Has a unique name (URL) that can be used to resolve its location

Remember how we keep saying that the microservice approach is like the web? Like the web, your microservice needs to be addressable wherever it is running. If you are thinking about machines and which one is running a particular microservice, things will go bad quickly. In the same way that DNS resolves a particular URL to a particular machine, your microservice needs to have a unique name to discover where it currently is. Microservices need addressable names that make them independent from the infrastructure that they are running on. Of course, this implies that there is an interaction between how your service is deployed and how it is discovered, since there needs to be a service registry. Equally, there needs to be an interaction between when a machine failure occurs and what happens to your microservice, so that the registry service can tell you where it is now running. This brings us to the next topic: resilience and consistency.

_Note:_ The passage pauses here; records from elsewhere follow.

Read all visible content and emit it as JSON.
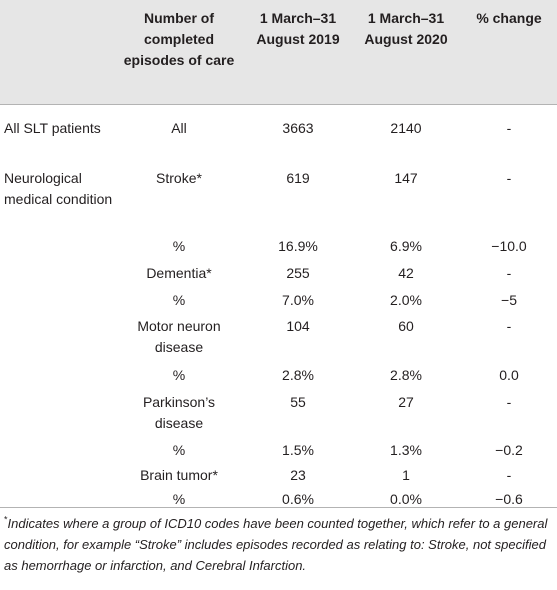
{
  "table": {
    "headers": [
      "",
      "Number of completed episodes of care",
      "1 March–31 August 2019",
      "1 March–31 August 2020",
      "% change"
    ],
    "rows": [
      [
        "All SLT patients",
        "All",
        "3663",
        "2140",
        "-"
      ],
      [
        "Neurological medical condition",
        "Stroke*",
        "619",
        "147",
        "-"
      ],
      [
        "",
        "%",
        "16.9%",
        "6.9%",
        "−10.0"
      ],
      [
        "",
        "Dementia*",
        "255",
        "42",
        "-"
      ],
      [
        "",
        "%",
        "7.0%",
        "2.0%",
        "−5"
      ],
      [
        "",
        "Motor neuron disease",
        "104",
        "60",
        "-"
      ],
      [
        "",
        "%",
        "2.8%",
        "2.8%",
        "0.0"
      ],
      [
        "",
        "Parkinson’s disease",
        "55",
        "27",
        "-"
      ],
      [
        "",
        "%",
        "1.5%",
        "1.3%",
        "−0.2"
      ],
      [
        "",
        "Brain tumor*",
        "23",
        "1",
        "-"
      ],
      [
        "",
        "%",
        "0.6%",
        "0.0%",
        "−0.6"
      ]
    ]
  },
  "footnote": {
    "marker": "*",
    "text": "Indicates where a group of ICD10 codes have been counted together, which refer to a general condition, for example “Stroke” includes episodes recorded as relating to: Stroke, not specified as hemorrhage or infarction, and Cerebral Infarction."
  }
}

Service Fabric as a microservices platform

Azure Service Fabric was born out of Microsoft’s transition from delivering box products, which were typically monolithic in style, to delivering services. Service Fabric was primarily driven by the experience of building and operating large services, such as Azure SQL databases, DocumentDB, and other core Azure services. We approached the business needs entirely for scale, agility, and independent teams, and we let the platform evolve over time as more and more services adopted it. Importantly, Service Fabric had to run anywhere, not just in Azure, but also in standalone Windows Server deployments.

The aim of Service Fabric is to solve the hard problems of building and running a service, such as failures and upgrades, and utilizing infrastructure resources efficiently, so that teams can solve business problems using a microservices approach.

Service Fabric provides two broad areas to help you build applications with a microservices approach:

  • A platform consisting of a set of system services that take care of deployments, upgrades, detecting and restarting failed services, discovery of where services currently are running, state management, health monitoring, etc. These system services in effect enable many of the characteristics of microservices described above.
  • Programming APIs, or frameworks, to help you build applications as microservices. The supplied programming APIs are called reliable actors and reliable services. Of course, you can use any code of your choice to build your microservice. But these APIs make the job more straightforward, and they integrate with the platform at a deeper level. This way, for example, you can get health and diagnostics information or you can take advantage of built-in high availability.

Service Fabric is agnostic on how you build your service, and you can use any technology. However, it does provide built-in programming APIs that make it very easy to build microservices.